I Kennedy, i Rockfeller. Chi sono i Taft, gli Udall? Di certo non potremmo sollevare alcun dubbio, neanche da ignoramuses europei, in merito all’importanza rivestita nella storia del contemporaneo dai due presidenti Bush. Le dinastie al potere della classe dirigente americana, la cui storia pregressa porta molti a pensare che persino dopo queste elezioni del 2016, i Clinton possano tornare in lizza con l’ingresso nell’arena della figlia Chelsea. C’è una tendenza fondamentale, universalmente nota, che porta il potere politico a scorrere dentro alle vene con il sangue, e per questo trasferirsi intonso lungo il flusso delle sue generazioni. Mentre se c’è un ambito in cui questo non poteva mai succedere, questo era senz’altro la tecnologia. Un mondo le cui regole sono dettate necessariamente dal senso pratico, e il ritmo è scandito dalle innovazioni ingegneristiche e la sperimentazione. Giusto? Allora spiegatemi un po’ questo documento: una ripresa della Grande Mela in cui la folla, presa da lontano, non è soltanto una massa indistinta di colori, ma presenta nasi, bocche, addirittura singoli capelli. La cui inquadratura si compone, se volessimo contarli, di esattamente 1980 x 1080 pixel a scansione interlacciata. Gli stessi di un moderno film in Blu Ray. E a scanso d’equivoci: non siamo assolutamente di fronte a una creazione avveniristica, creata per un pubblico di tecnici nelle candide sale. Queste scene, create con piglio registico neutrale ma piuttosto accattivante, facevano parte originariamente di un disco demo giapponese, impiegato per dimostrare nei negozi le straordinarie potenzialità del Laserdisc MUSE della Pioneer. Un qualcosa che avrebbe immediatamente ricordato, agli occhi dei giovani d’oggi, un CD grosso come un 33 giri.

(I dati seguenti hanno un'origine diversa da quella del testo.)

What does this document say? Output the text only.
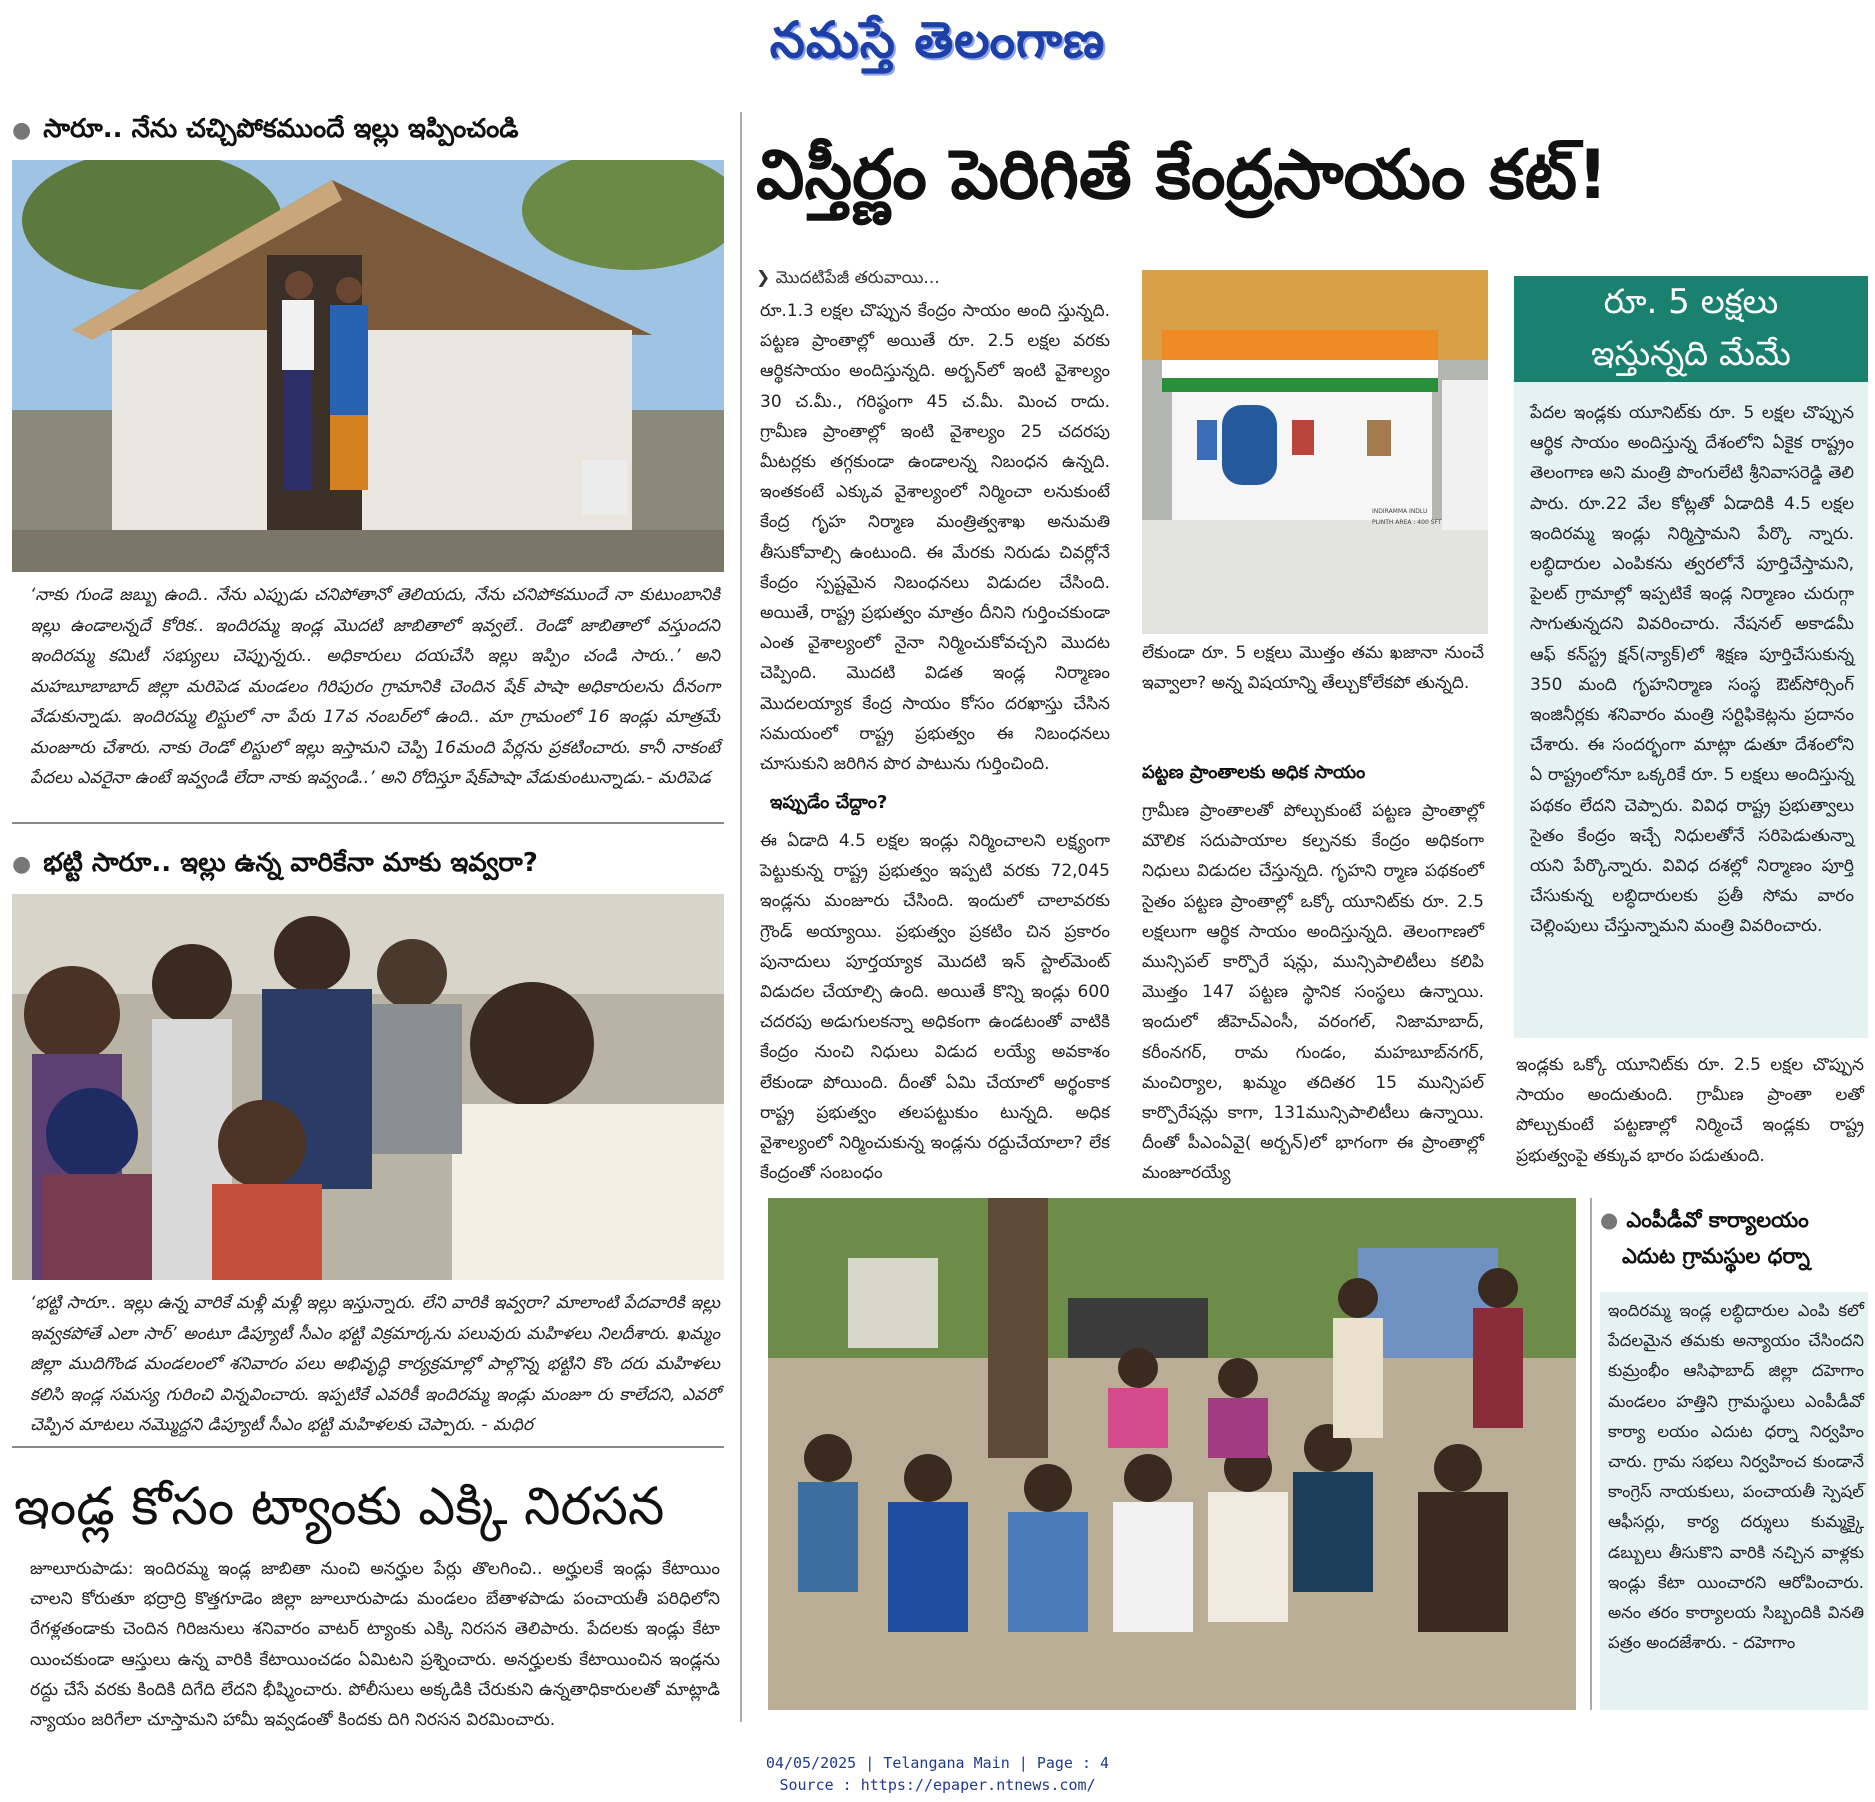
నమస్తే తెలంగాణ
● సారూ.. నేను చచ్చిపోకముందే ఇల్లు ఇప్పించండి
‘నాకు గుండె జబ్బు ఉంది.. నేను ఎప్పుడు చనిపోతానో తెలియదు, నేను చనిపోకముందే నా కుటుంబానికి ఇల్లు ఉండాలన్నదే కోరిక.. ఇందిరమ్మ ఇండ్ల మొదటి జాబితాలో ఇవ్వలే.. రెండో జాబితాలో వస్తుందని ఇందిరమ్మ కమిటీ సభ్యులు చెప్పున్నరు.. అధికారులు దయచేసి ఇల్లు ఇప్పిం చండి సారు..’ అని మహబూబాబాద్ జిల్లా మరిపెడ మండలం గిరిపురం గ్రామానికి చెందిన షేక్ పాషా అధికారులను దీనంగా వేడుకున్నాడు. ఇందిరమ్మ లిస్టులో నా పేరు 17వ నంబర్‌లో ఉంది.. మా గ్రామంలో 16 ఇండ్లు మాత్రమే మంజూరు చేశారు. నాకు రెండో లిస్టులో ఇల్లు ఇస్తామని చెప్పి 16మంది పేర్లను ప్రకటించారు. కానీ నాకంటే పేదలు ఎవరైనా ఉంటే ఇవ్వండి లేదా నాకు ఇవ్వండి..’ అని రోదిస్తూ షేక్‌పాషా వేడుకుంటున్నాడు.- మరిపెడ
● భట్టి సారూ.. ఇల్లు ఉన్న వారికేనా మాకు ఇవ్వరా?
‘భట్టి సారూ.. ఇల్లు ఉన్న వారికే మళ్లీ మళ్లీ ఇల్లు ఇస్తున్నారు. లేని వారికి ఇవ్వరా? మాలాంటి పేదవారికి ఇల్లు ఇవ్వకపోతే ఎలా సార్’ అంటూ డిప్యూటీ సీఎం భట్టి విక్రమార్కను పలువురు మహిళలు నిలదీశారు. ఖమ్మం జిల్లా ముదిగొండ మండలంలో శనివారం పలు అభివృద్ధి కార్యక్రమాల్లో పాల్గొన్న భట్టిని కొం దరు మహిళలు కలిసి ఇండ్ల సమస్య గురించి విన్నవించారు. ఇప్పటికే ఎవరికీ ఇందిరమ్మ ఇండ్లు మంజూ రు కాలేదని, ఎవరో చెప్పిన మాటలు నమ్మొద్దని డిప్యూటీ సీఎం భట్టి మహిళలకు చెప్పారు. - మధిర
ఇండ్ల కోసం ట్యాంకు ఎక్కి నిరసన
జూలూరుపాడు: ఇందిరమ్మ ఇండ్ల జాబితా నుంచి అనర్హుల పేర్లు తొలగించి.. అర్హులకే ఇండ్లు కేటాయిం చాలని కోరుతూ భద్రాద్రి కొత్తగూడెం జిల్లా జూలూరుపాడు మండలం బేతాళపాడు పంచాయతీ పరిధిలోని రేగళ్లతండాకు చెందిన గిరిజనులు శనివారం వాటర్ ట్యాంకు ఎక్కి నిరసన తెలిపారు. పేదలకు ఇండ్లు కేటా యించకుండా ఆస్తులు ఉన్న వారికి కేటాయించడం ఏమిటని ప్రశ్నించారు. అనర్హులకు కేటాయించిన ఇండ్లను రద్దు చేసే వరకు కిందికి దిగేది లేదని భీష్మించారు. పోలీసులు అక్కడికి చేరుకుని ఉన్నతాధికారులతో మాట్లాడి న్యాయం జరిగేలా చూస్తామని హామీ ఇవ్వడంతో కిందకు దిగి నిరసన విరమించారు.
విస్తీర్ణం పెరిగితే కేంద్రసాయం కట్!
❯ మొదటిపేజీ తరువాయి...
రూ.1.3 లక్షల చొప్పున కేంద్రం సాయం అంది స్తున్నది. పట్టణ ప్రాంతాల్లో అయితే రూ. 2.5 లక్షల వరకు ఆర్థికసాయం అందిస్తున్నది. అర్బన్‌లో ఇంటి వైశాల్యం 30 చ.మీ., గరిష్ఠంగా 45 చ.మీ. మించ రాదు. గ్రామీణ ప్రాంతాల్లో ఇంటి వైశాల్యం 25 చదరపు మీటర్లకు తగ్గకుండా ఉండాలన్న నిబంధన ఉన్నది. ఇంతకంటే ఎక్కువ వైశాల్యంలో నిర్మించా లనుకుంటే కేంద్ర గృహ నిర్మాణ మంత్రిత్వశాఖ అనుమతి తీసుకోవాల్సి ఉంటుంది. ఈ మేరకు నిరుడు చివర్లోనే కేంద్రం స్పష్టమైన నిబంధనలు విడుదల చేసింది. అయితే, రాష్ట్ర ప్రభుత్వం మాత్రం దీనిని గుర్తించకుండా ఎంత వైశాల్యంలో నైనా నిర్మించుకోవచ్చని మొదట చెప్పింది. మొదటి విడత ఇండ్ల నిర్మాణం మొదలయ్యాక కేంద్ర సాయం కోసం దరఖాస్తు చేసిన సమయంలో రాష్ట్ర ప్రభుత్వం ఈ నిబంధనలు చూసుకుని జరిగిన పొర పాటును గుర్తించింది.
ఇప్పుడేం చేద్దాం?
ఈ ఏడాది 4.5 లక్షల ఇండ్లు నిర్మించాలని లక్ష్యంగా పెట్టుకున్న రాష్ట్ర ప్రభుత్వం ఇప్పటి వరకు 72,045 ఇండ్లను మంజూరు చేసింది. ఇందులో చాలావరకు గ్రౌండ్ అయ్యాయి. ప్రభుత్వం ప్రకటిం చిన ప్రకారం పునాదులు పూర్తయ్యాక మొదటి ఇన్ స్టాల్‌మెంట్ విడుదల చేయాల్సి ఉంది. అయితే కొన్ని ఇండ్లు 600 చదరపు అడుగులకన్నా అధికంగా ఉండటంతో వాటికి కేంద్రం నుంచి నిధులు విడుద లయ్యే అవకాశం లేకుండా పోయింది. దీంతో ఏమి చేయాలో అర్థంకాక రాష్ట్ర ప్రభుత్వం తలపట్టుకుం టున్నది. అధిక వైశాల్యంలో నిర్మించుకున్న ఇండ్లను రద్దుచేయాలా? లేక కేంద్రంతో సంబంధం
INDIRAMMA INDLU
PLINTH AREA : 400 SFT
లేకుండా రూ. 5 లక్షలు మొత్తం తమ ఖజానా నుంచే ఇవ్వాలా? అన్న విషయాన్ని తేల్చుకోలేకపో తున్నది.
పట్టణ ప్రాంతాలకు అధిక సాయం
గ్రామీణ ప్రాంతాలతో పోల్చుకుంటే పట్టణ ప్రాంతాల్లో మౌలిక సదుపాయాల కల్పనకు కేంద్రం అధికంగా నిధులు విడుదల చేస్తున్నది. గృహని ర్మాణ పథకంలో సైతం పట్టణ ప్రాంతాల్లో ఒక్కో యూనిట్‌కు రూ. 2.5 లక్షలుగా ఆర్థిక సాయం అందిస్తున్నది. తెలంగాణలో మున్సిపల్ కార్పొరే షన్లు, మున్సిపాలిటీలు కలిపి మొత్తం 147 పట్టణ స్థానిక సంస్థలు ఉన్నాయి. ఇందులో జీహెచ్‌ఎంసీ, వరంగల్, నిజామాబాద్, కరీంనగర్, రామ గుండం, మహబూబ్‌నగర్, మంచిర్యాల, ఖమ్మం తదితర 15 మున్సిపల్ కార్పొరేషన్లు కాగా, 131మున్సిపాలిటీలు ఉన్నాయి. దీంతో పీఎంఏవై( అర్బన్)లో భాగంగా ఈ ప్రాంతాల్లో మంజూరయ్యే
రూ. 5 లక్షలు
ఇస్తున్నది మేమే
పేదల ఇండ్లకు యూనిట్‌కు రూ. 5 లక్షల చొప్పున ఆర్థిక సాయం అందిస్తున్న దేశంలోని ఏకైక రాష్ట్రం తెలంగాణ అని మంత్రి పొంగులేటి శ్రీనివాసరెడ్డి తెలి పారు. రూ.22 వేల కోట్లతో ఏడాదికి 4.5 లక్షల ఇందిరమ్మ ఇండ్లు నిర్మిస్తామని పేర్కొ న్నారు. లబ్ధిదారుల ఎంపికను త్వరలోనే పూర్తిచేస్తామని, పైలట్ గ్రామాల్లో ఇప్పటికే ఇండ్ల నిర్మాణం చురుగ్గా సాగుతున్నదని వివరించారు. నేషనల్ అకాడమీ ఆఫ్ కన్‌స్ట్ర క్షన్(న్యాక్)లో శిక్షణ పూర్తిచేసుకున్న 350 మంది గృహనిర్మాణ సంస్థ ఔట్‌సోర్సింగ్ ఇంజినీర్లకు శనివారం మంత్రి సర్టిఫికెట్లను ప్రదానం చేశారు. ఈ సందర్భంగా మాట్లా డుతూ దేశంలోని ఏ రాష్ట్రంలోనూ ఒక్కరికే రూ. 5 లక్షలు అందిస్తున్న పథకం లేదని చెప్పారు. వివిధ రాష్ట్ర ప్రభుత్వాలు సైతం కేంద్రం ఇచ్చే నిధులతోనే సరిపెడుతున్నా యని పేర్కొన్నారు. వివిధ దశల్లో నిర్మాణం పూర్తి చేసుకున్న లబ్ధిదారులకు ప్రతీ సోమ వారం చెల్లింపులు చేస్తున్నామని మంత్రి వివరించారు.
ఇండ్లకు ఒక్కో యూనిట్‌కు రూ. 2.5 లక్షల చొప్పున సాయం అందుతుంది. గ్రామీణ ప్రాంతా లతో పోల్చుకుంటే పట్టణాల్లో నిర్మించే ఇండ్లకు రాష్ట్ర ప్రభుత్వంపై తక్కువ భారం పడుతుంది.
● ఎంపీడీవో కార్యాలయం
ఎదుట గ్రామస్థుల ధర్నా
ఇందిరమ్మ ఇండ్ల లబ్ధిదారుల ఎంపి కలో పేదలమైన తమకు అన్యాయం చేసిందని కుమ్రంభీం ఆసిఫాబాద్ జిల్లా దహెగాం మండలం హత్తిని గ్రామస్థులు ఎంపీడీవో కార్యా లయం ఎదుట ధర్నా నిర్వహిం చారు. గ్రామ సభలు నిర్వహించ కుండానే కాంగ్రెస్ నాయకులు, పంచాయతీ స్పెషల్ ఆఫీసర్లు, కార్య దర్శులు కుమ్మక్కై డబ్బులు తీసుకొని వారికి నచ్చిన వాళ్లకు ఇండ్లు కేటా యించారని ఆరోపించారు. అనం తరం కార్యాలయ సిబ్బందికి వినతి పత్రం అందజేశారు. - దహెగాం
04/05/2025 | Telangana Main | Page : 4
Source : https://epaper.ntnews.com/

Eppure, non è ancora questa la ragione degna del nostro supremo senso di sorpresa: perché il video in questione, per come lo stiamo guardando attraverso l’upload dell’utente YouTube Pedant, è stato in effetti catturato tramite l’uscita component dispositivo differente, per il grande pubblico letteralmente sconosciuto. Un videoregistratore… In alta definizione. Si, è così! La suprema contraddizione in termini, come un pesce che cammina sulla terra, o un cubo di ghiaccio che va a fuoco, un verme che mette le ali come una farfalla. C’è stata un’epoca, tutt’altro che lontana, in cui lo storage ottico del disco laser ci sembrava vecchio e superato. Ed il futuro era chiaro e limpido, come una scatola di plastica col nastro magnetico all’interno. La sublime, indimenticabile invenzione del VHS di JVC: torneremo mai a quell’epoca gloriosa? Aah, la nostalgia. Il fatto, sostanzialmente, è come segue. Nell’opinione comune, si tende a pensare che l’immagazzinamento dei dati in formato digitale non possa che derivare da specifiche tipologie di supporti. Che i dati codificati, in maniera totalmente scollegata dalla loro fisica natura, siano un appannaggio del “mondo nuovo” nato successivamente all’invenzione del transistor, e che la conoscenza, come qualsiasi altra forma di energia, non possa comprimersi al di sotto di un peso specifico determinato. 74 minuti di musica, ad esempio, per un CD Audio; ma ora provate a registrarli in formato MP3, o ancora meglio in FLAC. Ora avete 650 megabytes, ed in funzione della qualità scelta, molto, MOLTO spazio di manovra…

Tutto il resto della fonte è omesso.